Lago d'Idro Clear cool water
At the foot of the Piccole Dolomiti mountains, and surrounded by their wooded slopes, this is almost a mountain lagoon.
It is the coolest of the lakes in Lombardy, but also the least known and quietest.
At almost 400 metres above sea level, the small lake today called Lago d'Idro, known as Eridio to the Romans, is surrounded by wooded mountain slopes that reach a height of a thousand metres. This unspoilt environment makes any activity enjoyable. Relaxing on the pebbly, stony banks of the lake, water sports (sailing and windsurfing), cycling, hiking and climbing, winter skiing on the slopes of Monte Maniva mountain, which also welcomes visitors in the summer with walks and the unforgettable scenery of the Brescia Piccole Dolomiti. All the towns overlooking the lake are worth a visit, starting
with Idro, which is divided into the seven hamlets of Pieve Vecchia, Lemprato, Crone, Vesta, Vantone and Tre Capitelli.
The Rocca d’Anfo fortifications cling to the slope, winding their way up from the lake to the top of Monte Censo mountain. Building had already been started by the noble Visconti family in the fourteenth century, with further work carried out in the fifteenth century by the Republic of Venice, later extended by Napoleon’s engineers and completed by the Italian military engineering corps. With the annexation of Trentino to Italy in 1919, it was no longer needed as a bastion but continued to be used as a military site until 1975. Today, guided visits lasting four hours can be made to its barracks, armoury, and military strongholds—all connected by walkways, stairs and underground paths. Educational visits for children are also organised, made more fun with a treasure hunt.
Classified as one of the most important ethnological discoveries in the past 200 years,
Bagolino carnival was discovered in 1972 by researchers of popular customs. Celebrated since the sixteenth century, it comprised two separate events: the Balarì and the Maschèr. The dancers and musicians (Balarì) perform on the Monday and Tuesday before the end of the party, through the town’s streets, in costume with masks and elaborately decorated hats. Whereas the Maschèr make their appearance earlier,
immediately after Epiphany, their faces covered, and their walk, voice and behaviour also disguised.

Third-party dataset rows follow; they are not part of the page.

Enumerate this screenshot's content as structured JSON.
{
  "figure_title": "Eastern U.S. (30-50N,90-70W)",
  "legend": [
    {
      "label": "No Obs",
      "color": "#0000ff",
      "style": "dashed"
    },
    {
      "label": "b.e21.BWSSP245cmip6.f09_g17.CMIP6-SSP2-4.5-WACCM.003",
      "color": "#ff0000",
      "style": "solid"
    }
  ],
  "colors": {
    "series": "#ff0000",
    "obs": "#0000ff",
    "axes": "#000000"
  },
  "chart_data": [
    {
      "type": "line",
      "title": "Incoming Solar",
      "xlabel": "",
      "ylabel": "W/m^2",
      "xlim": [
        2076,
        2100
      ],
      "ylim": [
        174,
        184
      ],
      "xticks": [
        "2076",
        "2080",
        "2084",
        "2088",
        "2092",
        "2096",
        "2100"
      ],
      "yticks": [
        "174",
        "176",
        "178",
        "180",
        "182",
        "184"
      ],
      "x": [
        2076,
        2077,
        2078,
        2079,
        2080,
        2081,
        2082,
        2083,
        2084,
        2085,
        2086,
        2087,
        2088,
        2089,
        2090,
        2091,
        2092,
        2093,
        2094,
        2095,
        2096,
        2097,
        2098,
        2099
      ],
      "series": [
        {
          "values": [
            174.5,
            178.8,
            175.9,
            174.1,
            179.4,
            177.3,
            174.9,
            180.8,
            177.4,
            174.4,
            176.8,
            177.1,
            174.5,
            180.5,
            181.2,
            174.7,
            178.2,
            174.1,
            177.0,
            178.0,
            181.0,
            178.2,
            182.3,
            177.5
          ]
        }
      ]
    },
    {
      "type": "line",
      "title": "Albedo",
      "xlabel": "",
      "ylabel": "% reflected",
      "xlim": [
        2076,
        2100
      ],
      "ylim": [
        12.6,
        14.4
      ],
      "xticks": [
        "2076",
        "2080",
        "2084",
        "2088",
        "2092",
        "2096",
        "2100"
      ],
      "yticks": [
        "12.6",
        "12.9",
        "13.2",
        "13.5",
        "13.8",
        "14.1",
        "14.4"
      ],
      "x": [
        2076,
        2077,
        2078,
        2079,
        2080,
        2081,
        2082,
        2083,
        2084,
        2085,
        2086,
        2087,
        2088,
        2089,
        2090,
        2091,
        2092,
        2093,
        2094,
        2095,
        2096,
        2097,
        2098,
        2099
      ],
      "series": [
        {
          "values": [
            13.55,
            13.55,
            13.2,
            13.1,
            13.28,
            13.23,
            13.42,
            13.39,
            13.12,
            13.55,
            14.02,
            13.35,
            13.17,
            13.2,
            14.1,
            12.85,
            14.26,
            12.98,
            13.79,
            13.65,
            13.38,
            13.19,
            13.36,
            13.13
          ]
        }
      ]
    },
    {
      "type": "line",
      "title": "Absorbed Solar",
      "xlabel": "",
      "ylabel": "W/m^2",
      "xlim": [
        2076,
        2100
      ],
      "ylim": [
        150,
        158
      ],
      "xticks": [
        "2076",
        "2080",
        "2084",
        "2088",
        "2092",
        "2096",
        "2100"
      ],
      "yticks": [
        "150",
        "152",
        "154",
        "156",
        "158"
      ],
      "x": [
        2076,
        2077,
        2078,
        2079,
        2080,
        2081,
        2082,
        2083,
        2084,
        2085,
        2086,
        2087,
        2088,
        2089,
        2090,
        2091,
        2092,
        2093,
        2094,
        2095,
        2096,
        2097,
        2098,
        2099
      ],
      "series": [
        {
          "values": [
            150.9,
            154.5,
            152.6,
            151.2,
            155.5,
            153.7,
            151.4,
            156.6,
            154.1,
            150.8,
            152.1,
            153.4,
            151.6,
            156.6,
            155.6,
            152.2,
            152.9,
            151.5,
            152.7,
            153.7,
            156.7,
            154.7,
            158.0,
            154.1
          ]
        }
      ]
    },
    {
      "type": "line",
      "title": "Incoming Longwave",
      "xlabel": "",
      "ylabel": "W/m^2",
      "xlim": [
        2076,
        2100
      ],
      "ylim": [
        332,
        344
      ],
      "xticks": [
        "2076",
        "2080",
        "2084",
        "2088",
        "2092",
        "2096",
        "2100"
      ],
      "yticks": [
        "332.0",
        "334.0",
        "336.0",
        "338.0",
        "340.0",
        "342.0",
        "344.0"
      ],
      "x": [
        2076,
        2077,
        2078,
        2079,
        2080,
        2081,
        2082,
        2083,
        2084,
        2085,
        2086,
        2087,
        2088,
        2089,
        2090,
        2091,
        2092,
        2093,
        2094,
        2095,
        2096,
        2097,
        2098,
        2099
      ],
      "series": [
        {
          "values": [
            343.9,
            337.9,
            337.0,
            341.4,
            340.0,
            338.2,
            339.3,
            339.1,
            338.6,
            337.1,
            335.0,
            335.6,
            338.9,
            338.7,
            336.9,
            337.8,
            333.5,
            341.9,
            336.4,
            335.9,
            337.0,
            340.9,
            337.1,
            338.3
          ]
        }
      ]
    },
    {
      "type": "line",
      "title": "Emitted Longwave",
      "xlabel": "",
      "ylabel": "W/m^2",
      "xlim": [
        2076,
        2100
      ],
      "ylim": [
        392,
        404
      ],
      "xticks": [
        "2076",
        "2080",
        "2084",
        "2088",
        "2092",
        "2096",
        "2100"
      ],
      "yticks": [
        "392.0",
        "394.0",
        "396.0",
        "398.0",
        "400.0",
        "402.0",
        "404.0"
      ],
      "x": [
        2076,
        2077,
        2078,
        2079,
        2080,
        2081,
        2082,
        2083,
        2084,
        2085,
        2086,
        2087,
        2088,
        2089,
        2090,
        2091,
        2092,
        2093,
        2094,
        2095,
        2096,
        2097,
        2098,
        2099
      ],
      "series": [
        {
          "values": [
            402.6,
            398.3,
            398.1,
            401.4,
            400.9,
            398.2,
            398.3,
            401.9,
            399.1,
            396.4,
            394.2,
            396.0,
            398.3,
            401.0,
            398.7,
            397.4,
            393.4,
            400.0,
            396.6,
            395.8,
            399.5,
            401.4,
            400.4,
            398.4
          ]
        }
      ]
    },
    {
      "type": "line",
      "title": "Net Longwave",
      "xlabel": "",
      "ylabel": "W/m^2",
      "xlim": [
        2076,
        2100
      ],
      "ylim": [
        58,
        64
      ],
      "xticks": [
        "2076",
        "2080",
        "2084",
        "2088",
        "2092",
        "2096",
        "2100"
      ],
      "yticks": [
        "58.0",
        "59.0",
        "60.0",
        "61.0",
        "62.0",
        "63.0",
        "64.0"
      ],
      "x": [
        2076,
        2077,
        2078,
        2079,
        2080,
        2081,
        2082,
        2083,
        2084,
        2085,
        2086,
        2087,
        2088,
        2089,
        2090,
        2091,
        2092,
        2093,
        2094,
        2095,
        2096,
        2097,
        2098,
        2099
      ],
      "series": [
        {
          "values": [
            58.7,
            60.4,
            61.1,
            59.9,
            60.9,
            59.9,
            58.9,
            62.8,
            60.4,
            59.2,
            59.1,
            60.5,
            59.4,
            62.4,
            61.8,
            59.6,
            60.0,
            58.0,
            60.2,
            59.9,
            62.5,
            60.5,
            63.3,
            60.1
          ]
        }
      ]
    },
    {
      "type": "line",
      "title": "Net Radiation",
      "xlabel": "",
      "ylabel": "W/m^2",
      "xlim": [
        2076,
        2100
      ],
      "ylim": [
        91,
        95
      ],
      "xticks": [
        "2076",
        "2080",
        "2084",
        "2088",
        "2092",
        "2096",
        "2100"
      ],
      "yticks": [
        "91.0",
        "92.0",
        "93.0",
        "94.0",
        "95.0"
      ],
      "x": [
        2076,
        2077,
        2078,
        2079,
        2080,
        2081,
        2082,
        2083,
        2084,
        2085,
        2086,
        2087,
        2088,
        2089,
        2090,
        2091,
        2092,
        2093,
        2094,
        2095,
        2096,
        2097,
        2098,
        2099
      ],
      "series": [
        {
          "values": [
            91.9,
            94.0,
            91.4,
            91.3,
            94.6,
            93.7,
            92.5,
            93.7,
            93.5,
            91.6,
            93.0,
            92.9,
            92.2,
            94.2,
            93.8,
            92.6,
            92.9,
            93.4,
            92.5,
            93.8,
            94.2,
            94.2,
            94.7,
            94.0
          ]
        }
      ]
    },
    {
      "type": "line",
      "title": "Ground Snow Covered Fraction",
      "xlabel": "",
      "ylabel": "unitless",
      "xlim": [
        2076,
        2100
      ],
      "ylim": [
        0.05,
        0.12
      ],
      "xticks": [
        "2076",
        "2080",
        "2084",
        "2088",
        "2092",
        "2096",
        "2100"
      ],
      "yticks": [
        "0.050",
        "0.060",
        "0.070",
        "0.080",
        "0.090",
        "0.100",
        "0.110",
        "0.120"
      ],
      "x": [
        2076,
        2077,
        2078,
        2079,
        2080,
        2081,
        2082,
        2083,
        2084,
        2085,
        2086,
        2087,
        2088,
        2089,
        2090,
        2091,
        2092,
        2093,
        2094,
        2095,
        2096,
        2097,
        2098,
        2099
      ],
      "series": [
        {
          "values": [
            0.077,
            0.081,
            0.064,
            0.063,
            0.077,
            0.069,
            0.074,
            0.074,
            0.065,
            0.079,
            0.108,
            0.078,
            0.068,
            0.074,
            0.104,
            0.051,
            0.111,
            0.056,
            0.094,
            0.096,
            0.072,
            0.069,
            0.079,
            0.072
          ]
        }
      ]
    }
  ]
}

Wrought iron, slate, stairways
Nestling among the mountains above the lake, Bagolino is a medieval village, its closely set houses decorated with details such as wrought iron railings, and architectural elements like porticoes, balconies and roofs in terracotta or slate. Narrow cobbled streets alternate with flights of steps. The seventeenth-century church of San Giorgio stands in the middle of the village. Its vault was frescoed by Tommaso Sandrini, who created an optical illusion that appears to double the height of the nave. The organ was built by the Serassi brothers, a famous dynasty of master organ makers from Como.
Antique frescoes, vintage frescoes
On the banks of the lake, on the spot where the Chiese River leaves to flow down the valley, the church of Santa Maria ad Undas in Idro has a Romanesque apse, subsequently absorbed into the fourteenth-century architecture that still remains today. Over the high altar there is a shrine, decorated with frescos that depict popular saints. Whereas the frescoes that adorn the walls inside the Hotel Milano, directly opposite the church, -are of a totally different nature. In the thirties, Federico Vaglia, a self-taught painter and owner, together with his brothers, of the hotel, painted the rooms on the ground floor and the bedrooms on the upper floors. He drew his inspiration from the futurists, Gustav Klimt and aeropainting. Unfortunately, in the sixties, short-sighted management decisions cancelled the works in the bedrooms, but the bar, reception and public rooms continue to enjoy the bright colours and many different themes of Vaglia’s art.
5 reasons for
1. Bagoss cheese. This typical Bagolino cheese gets its name from the village’s inhabitants. The large rounds are produced in the malghe (typical mountain buildings) and matured for two years. Made from cow's milk, it is a hard cheese “coloured” with saffron.
2. Church of Sant’Antonio, Anfo. Of Romanesque origins, recent restoration work has brought to light its Greek-cross plan and the frescos that embellish both the interiors and the outside walls, dating back to the sixteenth century and the school of Verona. The bell tower is believed to be the oldest in the Val Sabbia valley, presumed to have been built in the fourteenth century.
3. Cruise on the Eridio. Round trips starting and finishing in Crone for the mini cruises on Lago d’Idro that stop in Vantone, Vesta, Baitoni (mini-foray into the Trentino part of Eridio), Ponte Caffaro and Anfo. Bikes can be taken on board.
4. Ferragosto bonfire, Crone park. Music, dancing and local food and drinks on the 15 August, on an evening that ends with large bonfires on the beach.
5. Miner’s Day, Anfo. Miner’s Day (Giornata del Minatore) has been organised every end
of July in Anfo for over twenty years. In addition to stalls, food and fireworks, it is also an important opportunity for education and celebration of local history, as barite quarrying in Danzo and Anfo was the main source of income for decades.